Je soupire. Sans le vouloir, mon amie vient de me refaire penser à mon chauffeur de ce week-end.

— En fait, ce n'est pas mon père qui viendra me récupérer dimanche matin mais Angelina la voleuse.

J'ai beau souhaiter pratiquement tous les soirs qu'elle nous laisse enfin tranquilles, ma famille et moi, mon vœu n'est pas exaucé. En même temps, quand on est une mauvaise herbe, on est plutôt coriace je crois bien. Offrir cette boule à neige à papa pour Noël avec une photo de nous trois uniquement n'était peut-être pas assez clair comme message... Il ne faut pas oublier que le dragon est beau de l'extérieur mais laid à l'intérieur et surtout bête !

Si je me centre uniquement sur ma moche-mère pour le moment, c'est parce que Sacha alias l'ensorceleuse est partie pour une « semaine de formation professionnelle », d'après ce que j'ai compris. Alors tant que je ne vois pas cette dernière dans les parages, je n'ai pas à casser du sucre dans son dos. Après tout je ne déteste pas ces femmes sans raison. Si elles étaient restées éloignées de mon père et de mon frère, je pourrais peut-être même les apprécier. C'est vrai que c'est plus que probable que je ne les connaîtrais pas dans ce cas-là mais bon... Vous comprenez ce que je veux dire.
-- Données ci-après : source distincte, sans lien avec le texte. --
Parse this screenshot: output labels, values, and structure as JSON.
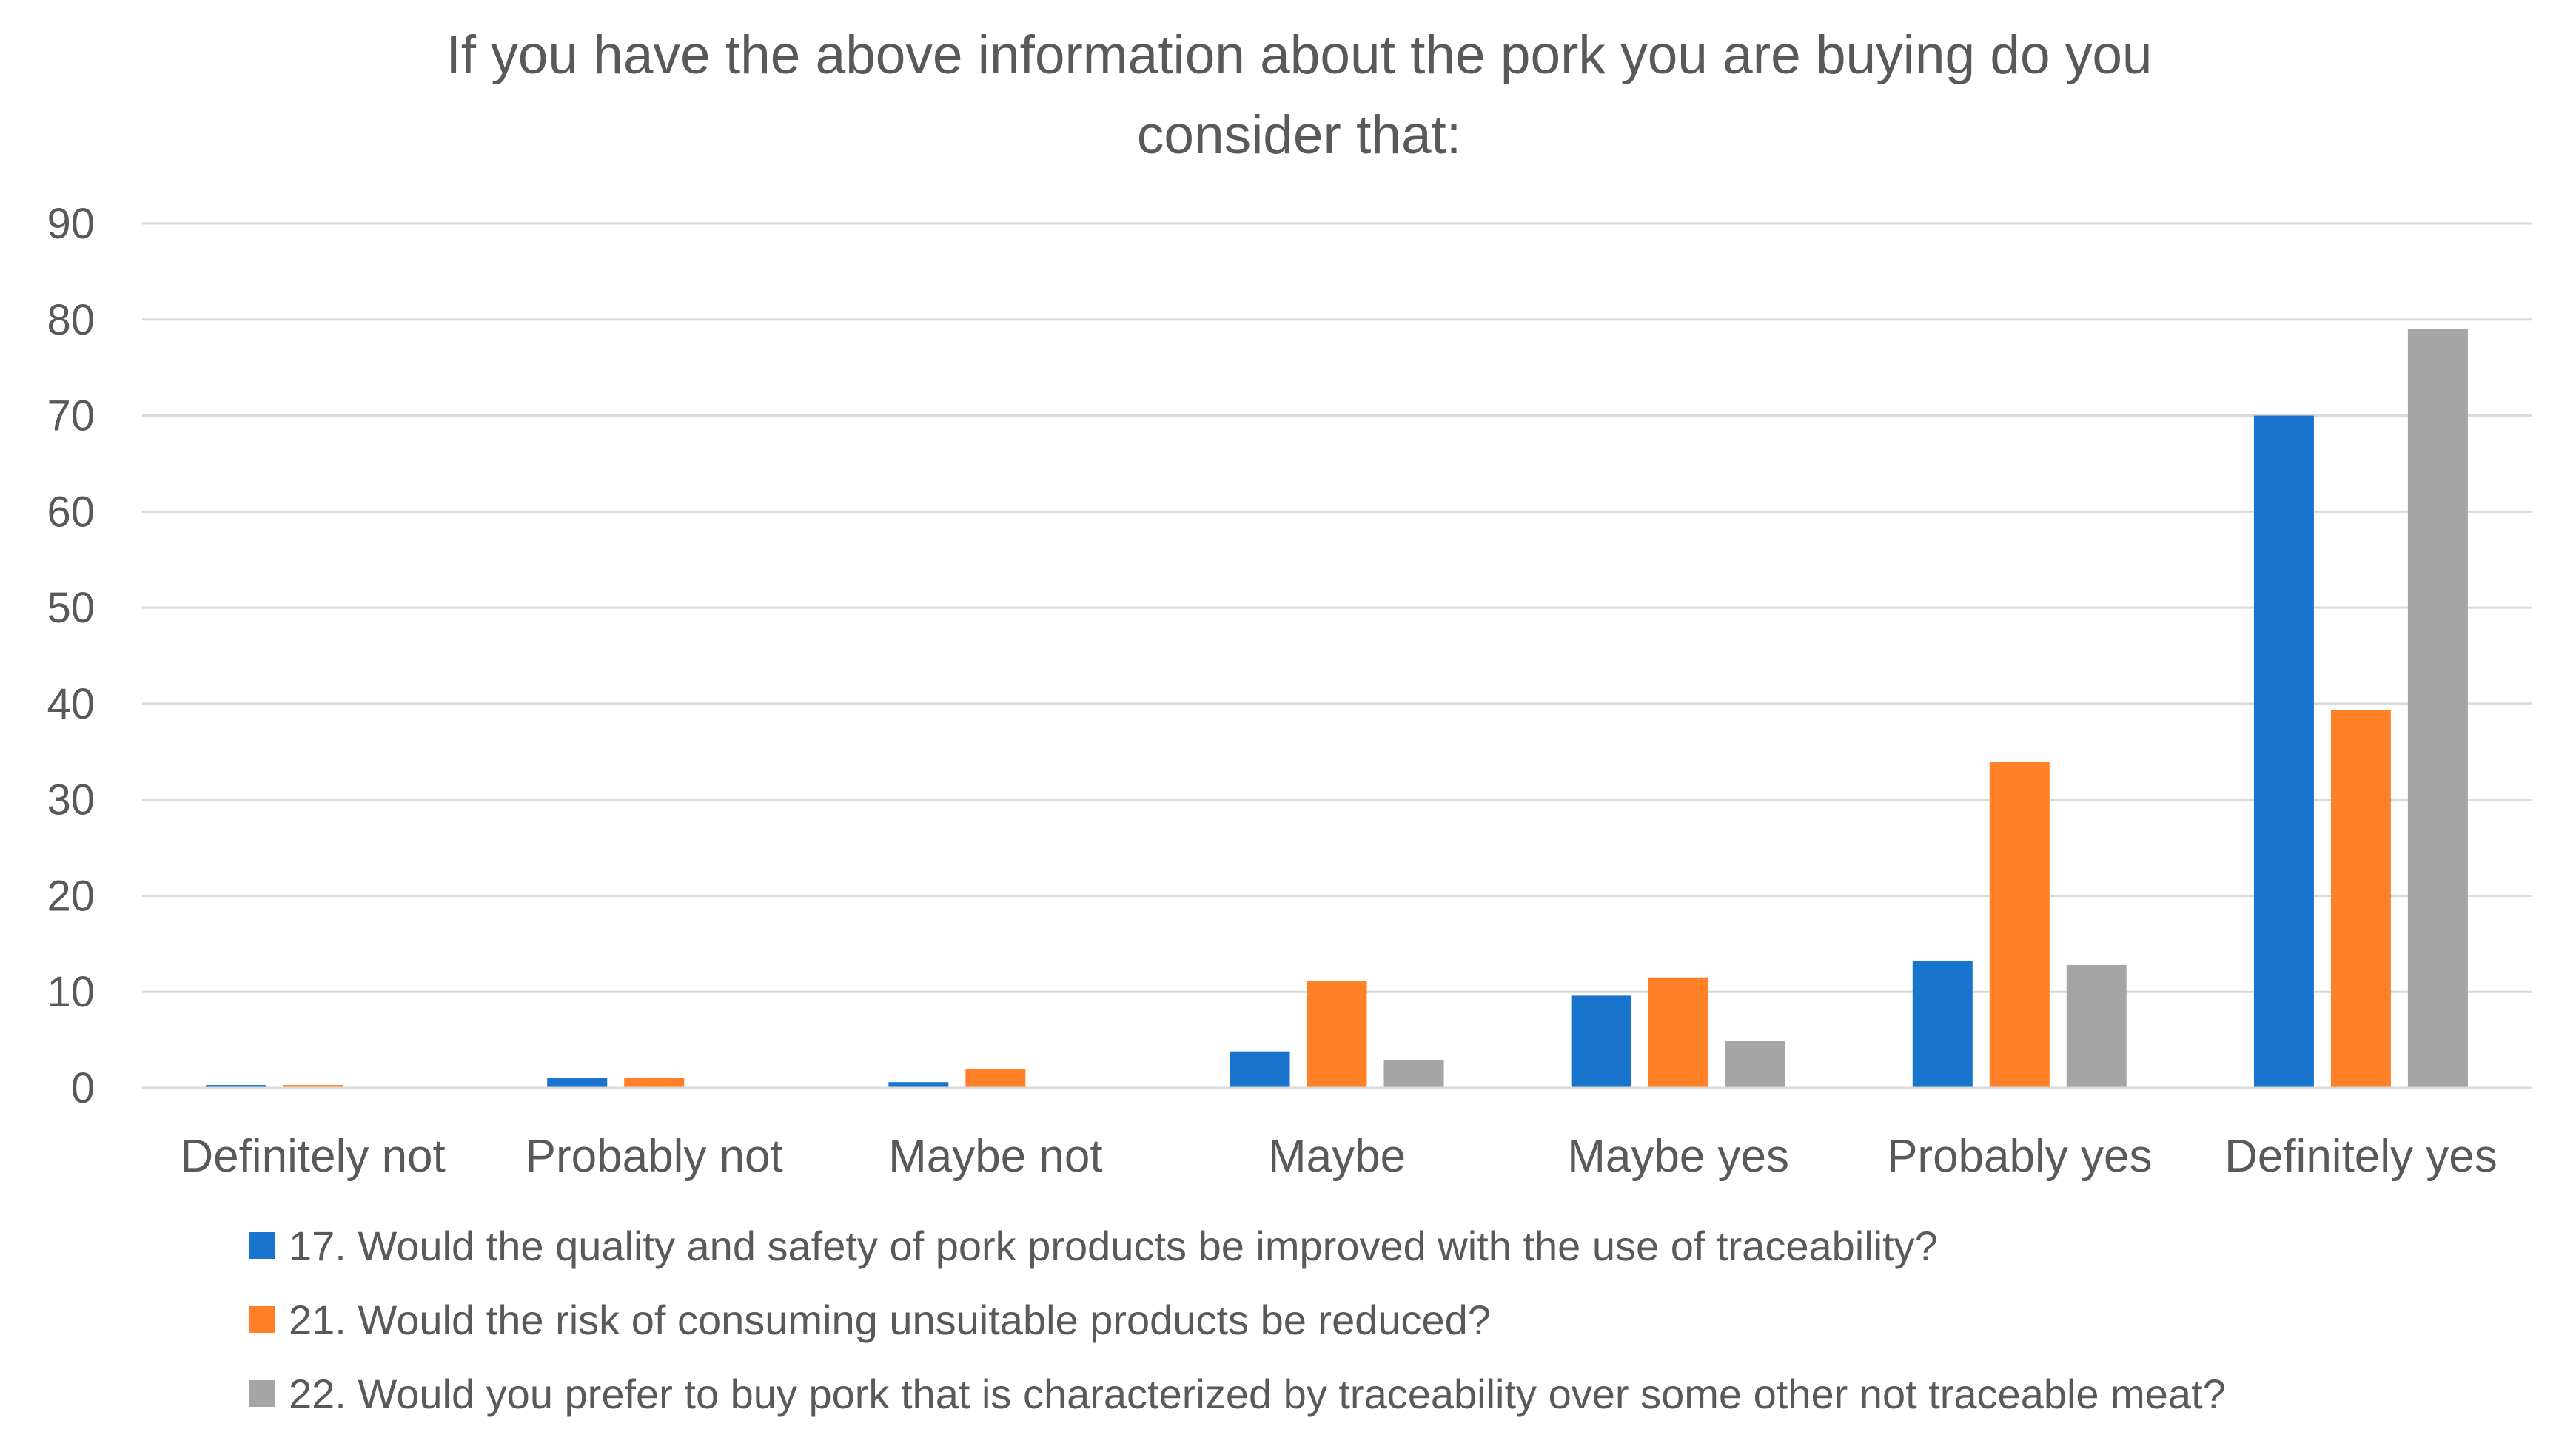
{
  "chart_data": {
    "type": "bar",
    "title": "If you have the above information about the pork you are buying  do you consider that:",
    "title_lines": [
      "If you have the above information about the pork you are buying  do you",
      "consider that:"
    ],
    "categories": [
      "Definitely not",
      "Probably not",
      "Maybe not",
      "Maybe",
      "Maybe yes",
      "Probably yes",
      "Definitely yes"
    ],
    "ylim": [
      0,
      90
    ],
    "yticks": [
      0,
      10,
      20,
      30,
      40,
      50,
      60,
      70,
      80,
      90
    ],
    "grid": true,
    "legend_position": "bottom",
    "series": [
      {
        "name": "17. Would the quality and safety of pork products be improved with the use of traceability?",
        "color": "#1874CD",
        "values": [
          0.3,
          1.0,
          0.6,
          3.8,
          9.6,
          13.2,
          70
        ]
      },
      {
        "name": "21. Would the risk of consuming unsuitable products be reduced?",
        "color": "#FF8027",
        "values": [
          0.3,
          1.0,
          2.0,
          11.1,
          11.5,
          33.9,
          39.3
        ]
      },
      {
        "name": "22. Would you prefer to buy pork that is characterized by traceability over some other not traceable meat?",
        "color": "#A5A5A5",
        "values": [
          0,
          0,
          0,
          2.9,
          4.9,
          12.8,
          79
        ]
      }
    ]
  }
}
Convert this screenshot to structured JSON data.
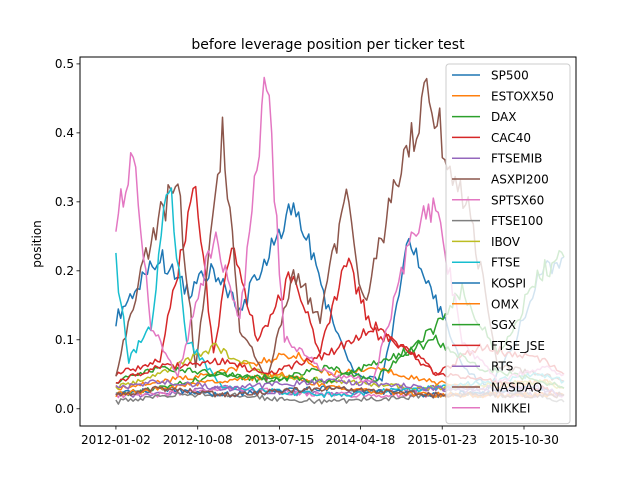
{
  "chart_data": {
    "type": "line",
    "title": "before leverage position per ticker test",
    "xlabel": "",
    "ylabel": "position",
    "x_range": [
      "2011-09-01",
      "2016-04-25"
    ],
    "ylim": [
      -0.025,
      0.51
    ],
    "x_ticks": [
      "2012-01-02",
      "2012-10-08",
      "2013-07-15",
      "2014-04-18",
      "2015-01-23",
      "2015-10-30"
    ],
    "y_ticks": [
      "0.0",
      "0.1",
      "0.2",
      "0.3",
      "0.4",
      "0.5"
    ],
    "grid": false,
    "legend_position": "upper right",
    "series": [
      {
        "name": "SP500",
        "color": "#1f77b4",
        "points": [
          [
            "2012-01-02",
            0.13
          ],
          [
            "2012-03-15",
            0.18
          ],
          [
            "2012-06-01",
            0.22
          ],
          [
            "2012-09-01",
            0.17
          ],
          [
            "2012-12-01",
            0.2
          ],
          [
            "2013-03-01",
            0.14
          ],
          [
            "2013-06-01",
            0.22
          ],
          [
            "2013-09-01",
            0.29
          ],
          [
            "2013-11-01",
            0.23
          ],
          [
            "2014-01-15",
            0.12
          ],
          [
            "2014-04-01",
            0.05
          ],
          [
            "2014-07-01",
            0.04
          ],
          [
            "2014-10-01",
            0.24
          ],
          [
            "2015-01-01",
            0.16
          ],
          [
            "2015-04-01",
            0.06
          ],
          [
            "2015-07-01",
            0.03
          ],
          [
            "2015-10-01",
            0.1
          ],
          [
            "2016-01-01",
            0.2
          ],
          [
            "2016-03-15",
            0.22
          ]
        ]
      },
      {
        "name": "ESTOXX50",
        "color": "#ff7f0e",
        "points": [
          [
            "2012-01-02",
            0.03
          ],
          [
            "2012-06-01",
            0.04
          ],
          [
            "2012-12-01",
            0.05
          ],
          [
            "2013-06-01",
            0.07
          ],
          [
            "2013-09-01",
            0.08
          ],
          [
            "2014-01-01",
            0.05
          ],
          [
            "2014-06-01",
            0.06
          ],
          [
            "2014-12-01",
            0.04
          ],
          [
            "2015-06-01",
            0.03
          ],
          [
            "2016-01-01",
            0.04
          ],
          [
            "2016-03-15",
            0.03
          ]
        ]
      },
      {
        "name": "DAX",
        "color": "#2ca02c",
        "points": [
          [
            "2012-01-02",
            0.02
          ],
          [
            "2012-06-01",
            0.03
          ],
          [
            "2013-01-01",
            0.05
          ],
          [
            "2013-06-01",
            0.04
          ],
          [
            "2014-01-01",
            0.06
          ],
          [
            "2014-06-01",
            0.04
          ],
          [
            "2015-01-01",
            0.12
          ],
          [
            "2015-04-01",
            0.17
          ],
          [
            "2015-08-01",
            0.08
          ],
          [
            "2016-01-01",
            0.2
          ],
          [
            "2016-03-15",
            0.22
          ]
        ]
      },
      {
        "name": "CAC40",
        "color": "#d62728",
        "points": [
          [
            "2012-01-02",
            0.05
          ],
          [
            "2012-06-01",
            0.07
          ],
          [
            "2012-10-01",
            0.33
          ],
          [
            "2012-12-01",
            0.08
          ],
          [
            "2013-02-01",
            0.24
          ],
          [
            "2013-05-01",
            0.1
          ],
          [
            "2013-09-01",
            0.2
          ],
          [
            "2013-12-01",
            0.08
          ],
          [
            "2014-03-01",
            0.22
          ],
          [
            "2014-06-01",
            0.11
          ],
          [
            "2014-10-01",
            0.09
          ],
          [
            "2015-01-01",
            0.05
          ],
          [
            "2015-06-01",
            0.09
          ],
          [
            "2016-01-01",
            0.07
          ],
          [
            "2016-03-15",
            0.05
          ]
        ]
      },
      {
        "name": "FTSEMIB",
        "color": "#9467bd",
        "points": [
          [
            "2012-01-02",
            0.02
          ],
          [
            "2012-06-01",
            0.02
          ],
          [
            "2013-01-01",
            0.03
          ],
          [
            "2014-01-01",
            0.02
          ],
          [
            "2015-01-01",
            0.03
          ],
          [
            "2016-01-01",
            0.02
          ],
          [
            "2016-03-15",
            0.02
          ]
        ]
      },
      {
        "name": "ASXPI200",
        "color": "#8c564b",
        "points": [
          [
            "2012-01-02",
            0.05
          ],
          [
            "2012-03-01",
            0.15
          ],
          [
            "2012-05-01",
            0.25
          ],
          [
            "2012-08-01",
            0.33
          ],
          [
            "2012-10-01",
            0.06
          ],
          [
            "2013-01-01",
            0.4
          ],
          [
            "2013-03-01",
            0.12
          ],
          [
            "2013-06-01",
            0.04
          ],
          [
            "2013-09-01",
            0.2
          ],
          [
            "2013-12-01",
            0.13
          ],
          [
            "2014-03-01",
            0.31
          ],
          [
            "2014-05-01",
            0.15
          ],
          [
            "2014-08-01",
            0.3
          ],
          [
            "2014-10-01",
            0.37
          ],
          [
            "2014-12-01",
            0.48
          ],
          [
            "2015-02-01",
            0.38
          ],
          [
            "2015-05-01",
            0.28
          ],
          [
            "2015-08-01",
            0.06
          ],
          [
            "2016-01-01",
            0.05
          ],
          [
            "2016-03-15",
            0.04
          ]
        ]
      },
      {
        "name": "SPTSX60",
        "color": "#e377c2",
        "points": [
          [
            "2012-01-02",
            0.02
          ],
          [
            "2012-06-01",
            0.02
          ],
          [
            "2013-01-01",
            0.03
          ],
          [
            "2014-01-01",
            0.02
          ],
          [
            "2015-01-01",
            0.02
          ],
          [
            "2016-01-01",
            0.02
          ],
          [
            "2016-03-15",
            0.02
          ]
        ]
      },
      {
        "name": "FTSE100",
        "color": "#7f7f7f",
        "points": [
          [
            "2012-01-02",
            0.01
          ],
          [
            "2012-06-01",
            0.02
          ],
          [
            "2013-01-01",
            0.02
          ],
          [
            "2014-01-01",
            0.01
          ],
          [
            "2015-01-01",
            0.02
          ],
          [
            "2016-01-01",
            0.02
          ],
          [
            "2016-03-15",
            0.01
          ]
        ]
      },
      {
        "name": "IBOV",
        "color": "#bcbd22",
        "points": [
          [
            "2012-01-02",
            0.03
          ],
          [
            "2012-06-01",
            0.05
          ],
          [
            "2012-12-01",
            0.09
          ],
          [
            "2013-06-01",
            0.05
          ],
          [
            "2014-01-01",
            0.04
          ],
          [
            "2015-01-01",
            0.03
          ],
          [
            "2016-01-01",
            0.04
          ],
          [
            "2016-03-15",
            0.03
          ]
        ]
      },
      {
        "name": "FTSE",
        "color": "#17becf",
        "points": [
          [
            "2012-01-02",
            0.21
          ],
          [
            "2012-02-15",
            0.07
          ],
          [
            "2012-05-01",
            0.12
          ],
          [
            "2012-07-01",
            0.33
          ],
          [
            "2012-09-01",
            0.1
          ],
          [
            "2013-01-01",
            0.03
          ],
          [
            "2014-01-01",
            0.02
          ],
          [
            "2015-01-01",
            0.03
          ],
          [
            "2016-01-01",
            0.05
          ],
          [
            "2016-03-15",
            0.04
          ]
        ]
      },
      {
        "name": "KOSPI",
        "color": "#1f77b4",
        "points": [
          [
            "2012-01-02",
            0.02
          ],
          [
            "2012-06-01",
            0.03
          ],
          [
            "2013-01-01",
            0.02
          ],
          [
            "2014-01-01",
            0.03
          ],
          [
            "2015-01-01",
            0.02
          ],
          [
            "2016-01-01",
            0.03
          ],
          [
            "2016-03-15",
            0.02
          ]
        ]
      },
      {
        "name": "OMX",
        "color": "#ff7f0e",
        "points": [
          [
            "2012-01-02",
            0.02
          ],
          [
            "2012-06-01",
            0.03
          ],
          [
            "2013-01-01",
            0.04
          ],
          [
            "2013-08-01",
            0.05
          ],
          [
            "2014-01-01",
            0.03
          ],
          [
            "2015-01-01",
            0.02
          ],
          [
            "2016-01-01",
            0.02
          ],
          [
            "2016-03-15",
            0.02
          ]
        ]
      },
      {
        "name": "SGX",
        "color": "#2ca02c",
        "points": [
          [
            "2012-01-02",
            0.04
          ],
          [
            "2012-06-01",
            0.06
          ],
          [
            "2013-01-01",
            0.05
          ],
          [
            "2014-01-01",
            0.04
          ],
          [
            "2015-01-01",
            0.1
          ],
          [
            "2015-06-01",
            0.06
          ],
          [
            "2016-01-01",
            0.04
          ],
          [
            "2016-03-15",
            0.03
          ]
        ]
      },
      {
        "name": "FTSE_JSE",
        "color": "#d62728",
        "points": [
          [
            "2012-01-02",
            0.04
          ],
          [
            "2012-06-01",
            0.06
          ],
          [
            "2013-01-01",
            0.07
          ],
          [
            "2013-06-01",
            0.05
          ],
          [
            "2014-01-01",
            0.08
          ],
          [
            "2014-06-01",
            0.12
          ],
          [
            "2015-01-01",
            0.05
          ],
          [
            "2016-01-01",
            0.03
          ],
          [
            "2016-03-15",
            0.02
          ]
        ]
      },
      {
        "name": "RTS",
        "color": "#9467bd",
        "points": [
          [
            "2012-01-02",
            0.03
          ],
          [
            "2012-06-01",
            0.04
          ],
          [
            "2013-01-01",
            0.03
          ],
          [
            "2014-01-01",
            0.04
          ],
          [
            "2015-01-01",
            0.03
          ],
          [
            "2016-01-01",
            0.03
          ],
          [
            "2016-03-15",
            0.02
          ]
        ]
      },
      {
        "name": "NASDAQ",
        "color": "#8c564b",
        "points": [
          [
            "2012-01-02",
            0.02
          ],
          [
            "2012-06-01",
            0.03
          ],
          [
            "2013-01-01",
            0.02
          ],
          [
            "2014-01-01",
            0.03
          ],
          [
            "2015-01-01",
            0.02
          ],
          [
            "2016-01-01",
            0.02
          ],
          [
            "2016-03-15",
            0.02
          ]
        ]
      },
      {
        "name": "NIKKEI",
        "color": "#e377c2",
        "points": [
          [
            "2012-01-02",
            0.27
          ],
          [
            "2012-03-01",
            0.37
          ],
          [
            "2012-05-01",
            0.12
          ],
          [
            "2012-08-01",
            0.05
          ],
          [
            "2012-12-01",
            0.25
          ],
          [
            "2013-03-01",
            0.13
          ],
          [
            "2013-06-01",
            0.48
          ],
          [
            "2013-08-01",
            0.1
          ],
          [
            "2014-01-01",
            0.05
          ],
          [
            "2014-06-01",
            0.04
          ],
          [
            "2014-10-01",
            0.24
          ],
          [
            "2015-01-01",
            0.3
          ],
          [
            "2015-04-01",
            0.1
          ],
          [
            "2015-08-01",
            0.04
          ],
          [
            "2016-01-01",
            0.06
          ],
          [
            "2016-03-15",
            0.05
          ]
        ]
      }
    ]
  }
}
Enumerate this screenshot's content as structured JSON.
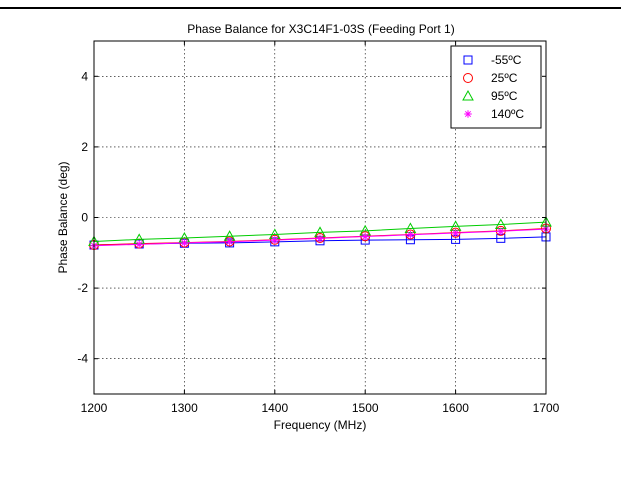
{
  "chart_data": {
    "type": "line",
    "title": "Phase Balance for X3C14F1-03S (Feeding Port 1)",
    "xlabel": "Frequency (MHz)",
    "ylabel": "Phase Balance (deg)",
    "xlim": [
      1200,
      1700
    ],
    "ylim": [
      -5,
      5
    ],
    "x_ticks": [
      1200,
      1300,
      1400,
      1500,
      1600,
      1700
    ],
    "y_ticks": [
      -4,
      -2,
      0,
      2,
      4
    ],
    "grid": true,
    "legend_position": "top-right",
    "x": [
      1200,
      1250,
      1300,
      1350,
      1400,
      1450,
      1500,
      1550,
      1600,
      1650,
      1700
    ],
    "series": [
      {
        "name": "-55ºC",
        "color": "#0000ff",
        "marker": "square",
        "values": [
          -0.78,
          -0.75,
          -0.73,
          -0.72,
          -0.69,
          -0.66,
          -0.64,
          -0.63,
          -0.62,
          -0.59,
          -0.55
        ]
      },
      {
        "name": "25ºC",
        "color": "#ff0000",
        "marker": "circle",
        "values": [
          -0.78,
          -0.74,
          -0.71,
          -0.68,
          -0.63,
          -0.58,
          -0.53,
          -0.48,
          -0.43,
          -0.38,
          -0.31
        ]
      },
      {
        "name": "95ºC",
        "color": "#00cc00",
        "marker": "triangle",
        "values": [
          -0.68,
          -0.62,
          -0.58,
          -0.53,
          -0.48,
          -0.42,
          -0.38,
          -0.31,
          -0.25,
          -0.2,
          -0.13
        ]
      },
      {
        "name": "140ºC",
        "color": "#ff00ff",
        "marker": "star",
        "values": [
          -0.8,
          -0.76,
          -0.72,
          -0.69,
          -0.64,
          -0.59,
          -0.54,
          -0.49,
          -0.44,
          -0.39,
          -0.33
        ]
      }
    ]
  }
}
Allez, on oublie les conflits familiaux, on oublie le chieur, on oublie les mauvaises ondes et on pense à des choses positives. Mon week-end avec Mel, mes musiques, la bonne note que j'ai eue en physique (contre toute attente puisque je pensais m'être ratée). Allez, on peut le faire. Ne reste plus que demain et après, c'est la libération. Du moins pour deux jours, avant que l'on ne soit obligé de retourner en prison.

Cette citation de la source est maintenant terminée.